Pemerintah Mau Lockdown, Pengusaha: Kami Pasrah!

BIMATA.ID, Jakarta- Pemerintah akan memperkuat Pemberlakuan Pembatasan Kegiatan Masyarakat (PPKM) mikro pada 22 Juni hingga 5 Juli 2021. Kebijakan ini bakal berdampak signifikan terhadap jalannya ekonomi, alhasil kalangan pengusaha pun meminta adanya keringanan maupun stimulus kepada Pemerintah.

“Harapan kami yang sangat besar juga kepada Pemerintah adalah agar berbagai stimulus, relaksasi, keringanan pajak dan kebijakan lainnya yang selama ini ditujukan untuk mengurangi beban pengusaha untuk mampu bertahan selama pandemic covid-19 dapat diperpanjang sampai akhir tahun depan, karena kita tidak tau sampai kapan pandemi ini akah berakhir,” kata Ketua Umum DPD Himpunan Pengusaha Pribumi Indonesia (HIPPI) DKI Jakarta Sarman Simanjorang, Senin (21/06/21).

Ada juga permintaan berbagai program bansos, bantuan modal kerja UMKM, Kartu Pra Kerja,subsidi gaji pekerja dapat diteruskan untuk menjaga daya beli masyarakat.

Tentu itu bukan hal yang mudah di tengah seretnya pendapatan Pemerintah. Jangankan mau memberi keringanan pajak, yang ada justru sebaliknya dimana Pemerintah kian getol mencari pajak dari aktivitas ekonomi masyarakat.

Kini pengusaha menghadapi semakin panjangnya ketidakpastian.
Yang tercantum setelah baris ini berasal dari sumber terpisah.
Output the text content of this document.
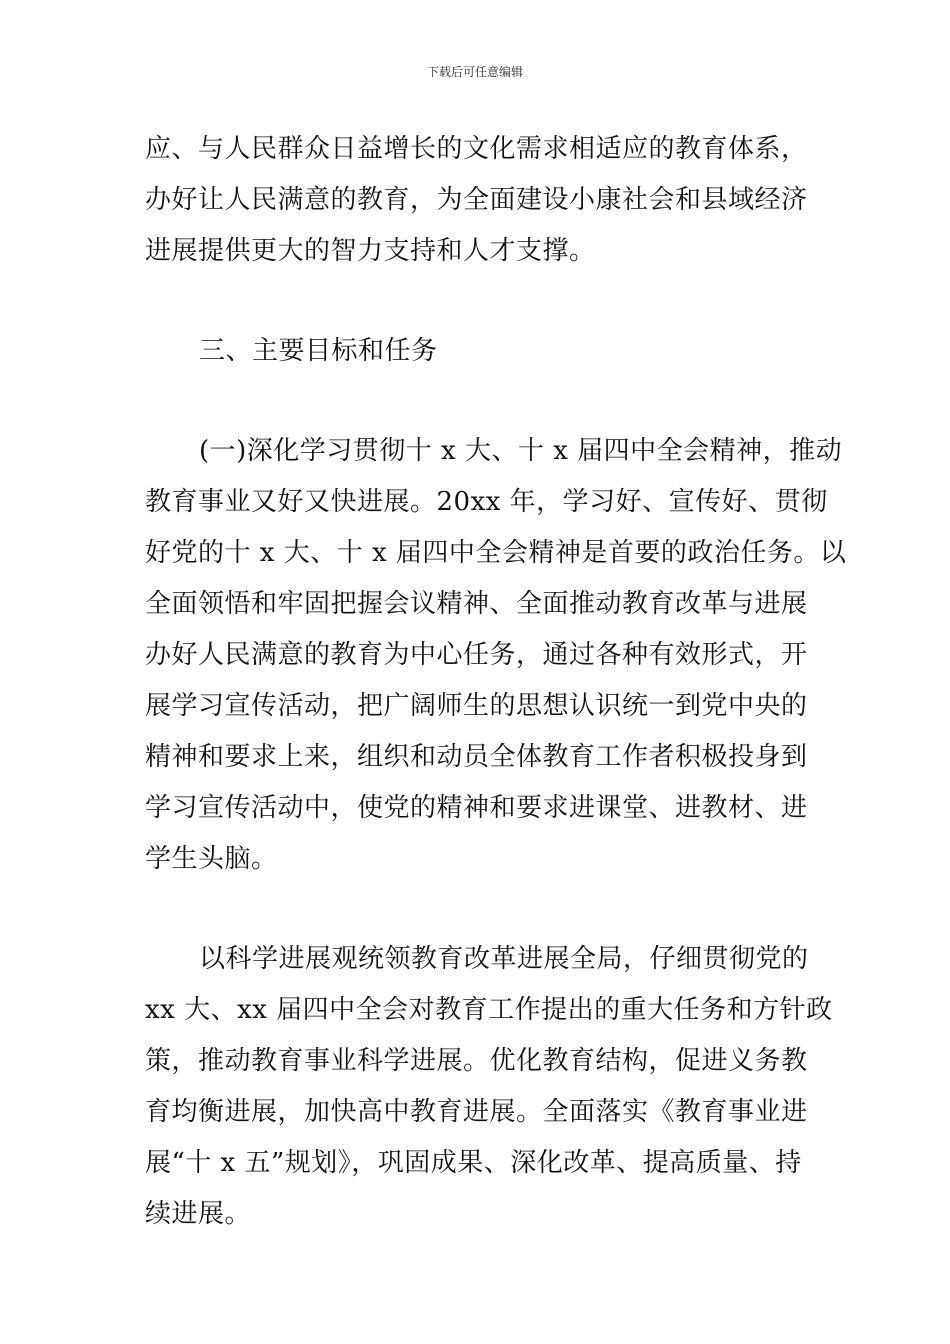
下载后可任意编辑

应、与人民群众日益增长的文化需求相适应的教育体系，
办好让人民满意的教育，为全面建设小康社会和县域经济
进展提供更大的智力支持和人才支撑。

三、主要目标和任务

(一)深化学习贯彻十 x 大、十 x 届四中全会精神，推动
教育事业又好又快进展。20xx 年，学习好、宣传好、贯彻
好党的十 x 大、十 x 届四中全会精神是首要的政治任务。以
全面领悟和牢固把握会议精神、全面推动教育改革与进展
办好人民满意的教育为中心任务，通过各种有效形式，开
展学习宣传活动，把广阔师生的思想认识统一到党中央的
精神和要求上来，组织和动员全体教育工作者积极投身到
学习宣传活动中，使党的精神和要求进课堂、进教材、进
学生头脑。

以科学进展观统领教育改革进展全局，仔细贯彻党的
xx 大、xx 届四中全会对教育工作提出的重大任务和方针政
策，推动教育事业科学进展。优化教育结构，促进义务教
育均衡进展，加快高中教育进展。全面落实《教育事业进
展“十 x 五”规划》，巩固成果、深化改革、提高质量、持
续进展。
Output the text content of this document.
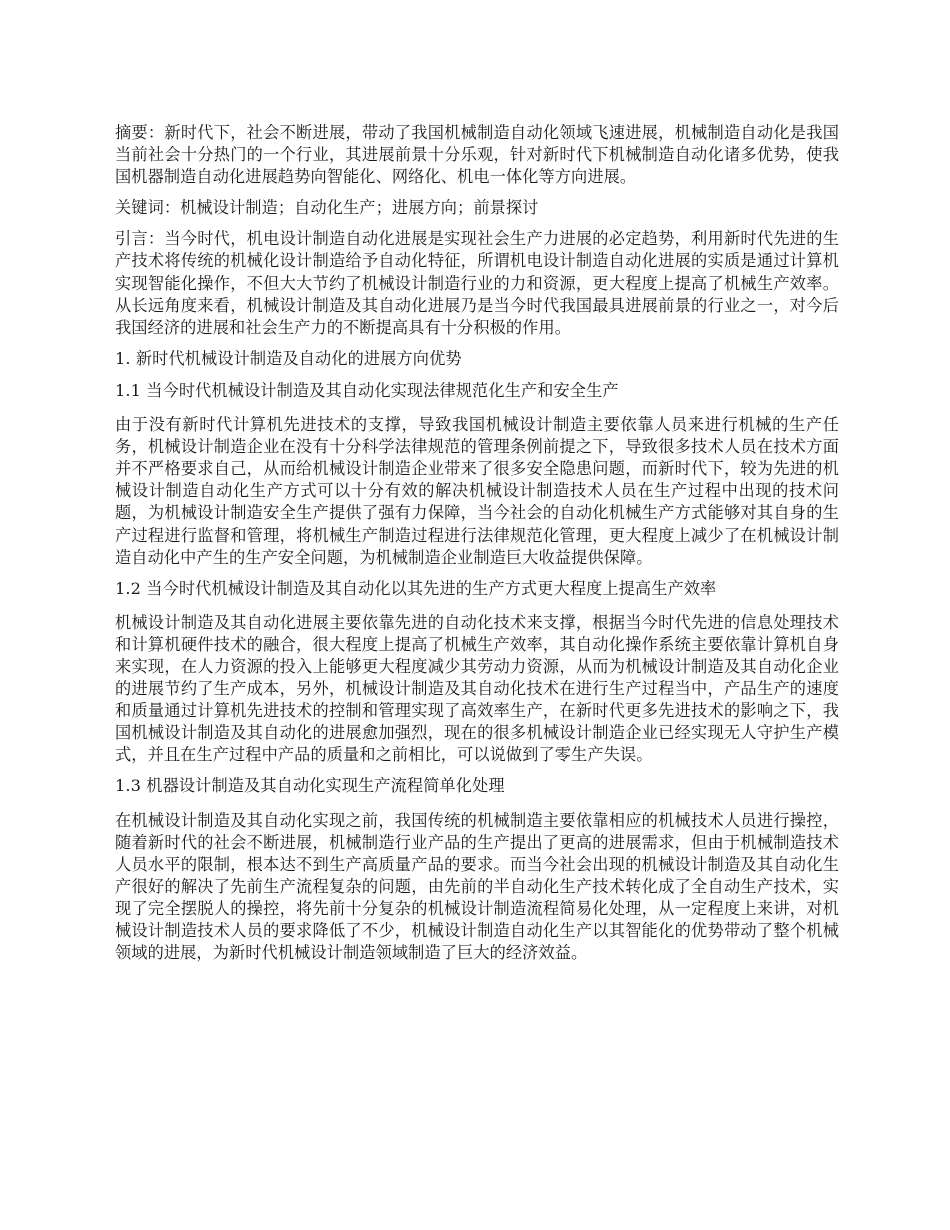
摘要：新时代下，社会不断进展，带动了我国机械制造自动化领域飞速进展，机械制造自动化是我国当前社会十分热门的一个行业，其进展前景十分乐观，针对新时代下机械制造自动化诸多优势，使我国机器制造自动化进展趋势向智能化、网络化、机电一体化等方向进展。

关键词：机械设计制造；自动化生产；进展方向；前景探讨

引言：当今时代，机电设计制造自动化进展是实现社会生产力进展的必定趋势，利用新时代先进的生产技术将传统的机械化设计制造给予自动化特征，所谓机电设计制造自动化进展的实质是通过计算机实现智能化操作，不但大大节约了机械设计制造行业的力和资源，更大程度上提高了机械生产效率。从长远角度来看，机械设计制造及其自动化进展乃是当今时代我国最具进展前景的行业之一，对今后我国经济的进展和社会生产力的不断提高具有十分积极的作用。

1. 新时代机械设计制造及自动化的进展方向优势

1.1 当今时代机械设计制造及其自动化实现法律规范化生产和安全生产

由于没有新时代计算机先进技术的支撑，导致我国机械设计制造主要依靠人员来进行机械的生产任务，机械设计制造企业在没有十分科学法律规范的管理条例前提之下，导致很多技术人员在技术方面并不严格要求自己，从而给机械设计制造企业带来了很多安全隐患问题，而新时代下，较为先进的机械设计制造自动化生产方式可以十分有效的解决机械设计制造技术人员在生产过程中出现的技术问题，为机械设计制造安全生产提供了强有力保障，当今社会的自动化机械生产方式能够对其自身的生产过程进行监督和管理，将机械生产制造过程进行法律规范化管理，更大程度上减少了在机械设计制造自动化中产生的生产安全问题，为机械制造企业制造巨大收益提供保障。

1.2 当今时代机械设计制造及其自动化以其先进的生产方式更大程度上提高生产效率

机械设计制造及其自动化进展主要依靠先进的自动化技术来支撑，根据当今时代先进的信息处理技术和计算机硬件技术的融合，很大程度上提高了机械生产效率，其自动化操作系统主要依靠计算机自身来实现，在人力资源的投入上能够更大程度减少其劳动力资源，从而为机械设计制造及其自动化企业的进展节约了生产成本，另外，机械设计制造及其自动化技术在进行生产过程当中，产品生产的速度和质量通过计算机先进技术的控制和管理实现了高效率生产，在新时代更多先进技术的影响之下，我国机械设计制造及其自动化的进展愈加强烈，现在的很多机械设计制造企业已经实现无人守护生产模式，并且在生产过程中产品的质量和之前相比，可以说做到了零生产失误。

1.3 机器设计制造及其自动化实现生产流程简单化处理

在机械设计制造及其自动化实现之前，我国传统的机械制造主要依靠相应的机械技术人员进行操控，随着新时代的社会不断进展，机械制造行业产品的生产提出了更高的进展需求，但由于机械制造技术人员水平的限制，根本达不到生产高质量产品的要求。而当今社会出现的机械设计制造及其自动化生产很好的解决了先前生产流程复杂的问题，由先前的半自动化生产技术转化成了全自动生产技术，实现了完全摆脱人的操控，将先前十分复杂的机械设计制造流程简易化处理，从一定程度上来讲，对机械设计制造技术人员的要求降低了不少，机械设计制造自动化生产以其智能化的优势带动了整个机械领域的进展，为新时代机械设计制造领域制造了巨大的经济效益。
Pergerakan warga akan dibatasi, jam buka berbagai sector usaha perdagangan dan jasa semakin diperketat tentu akan menurunkan aktivitas ekonomi dan semakin menekan omzet dan cash flow pengusaha.

Berbagai sektor perdagangan seperti ritel dan pusat perdagangan, hotel, restoran, café, hiburan malam, transportasi dan aneka UMKM kembali akan tertekan, termasuk menurunnya konsumsi rumah tangga.
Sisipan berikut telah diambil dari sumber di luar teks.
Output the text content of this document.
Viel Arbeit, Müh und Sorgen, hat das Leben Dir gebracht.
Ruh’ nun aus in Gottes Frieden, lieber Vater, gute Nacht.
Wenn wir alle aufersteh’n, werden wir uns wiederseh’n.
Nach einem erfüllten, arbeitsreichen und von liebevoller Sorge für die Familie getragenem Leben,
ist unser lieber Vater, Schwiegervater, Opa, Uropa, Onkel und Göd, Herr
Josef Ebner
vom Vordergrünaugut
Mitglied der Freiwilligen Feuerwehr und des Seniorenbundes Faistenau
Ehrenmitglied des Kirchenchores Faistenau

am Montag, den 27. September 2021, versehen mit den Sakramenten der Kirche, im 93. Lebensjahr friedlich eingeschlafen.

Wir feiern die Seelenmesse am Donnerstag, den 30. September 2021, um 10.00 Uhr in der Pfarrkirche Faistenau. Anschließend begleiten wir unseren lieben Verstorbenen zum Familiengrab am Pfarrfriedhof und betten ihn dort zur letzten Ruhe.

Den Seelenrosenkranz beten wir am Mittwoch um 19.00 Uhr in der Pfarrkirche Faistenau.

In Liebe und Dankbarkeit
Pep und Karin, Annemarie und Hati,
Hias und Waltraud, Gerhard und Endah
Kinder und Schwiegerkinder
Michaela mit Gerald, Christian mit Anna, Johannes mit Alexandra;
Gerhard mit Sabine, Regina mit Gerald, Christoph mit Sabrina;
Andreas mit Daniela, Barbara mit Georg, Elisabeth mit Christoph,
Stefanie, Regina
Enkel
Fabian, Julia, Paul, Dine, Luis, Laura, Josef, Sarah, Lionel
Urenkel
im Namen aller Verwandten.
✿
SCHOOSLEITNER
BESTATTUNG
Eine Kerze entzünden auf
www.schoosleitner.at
“Jika ini dilakukan maka akan semakin berat tantangan ekonomi kita karena Pemerintah telah menargetkan pertumbuhan ekonomi kuartal II-2021 sebesar 7% naik signifikan dari pertumbuhan ekonomi kuartal I-2021 yang masih terkontraksi minus 0,74%. Agak berat mencapai target tersebut jika Pemerintah menerapkan PPKM atau PSBB yang diperketat,” sebut Sarman.

“Tapi jika Pemerintah menerapkan PPKM/PSBB bahkan lockdown pengusaha pasrah dan akan menerima keputusan tersebut karena pengusaha juga menyadari bahwa ini keputusan yang sulit bagi Pemerintah. Namun untuk keselamatan warga dan menekan laju penularan Covid-19 kebijakan tersebut harus diambil sekalipun dampaknya akan mempengaruhi kinerja ekonomi kita,” katanya.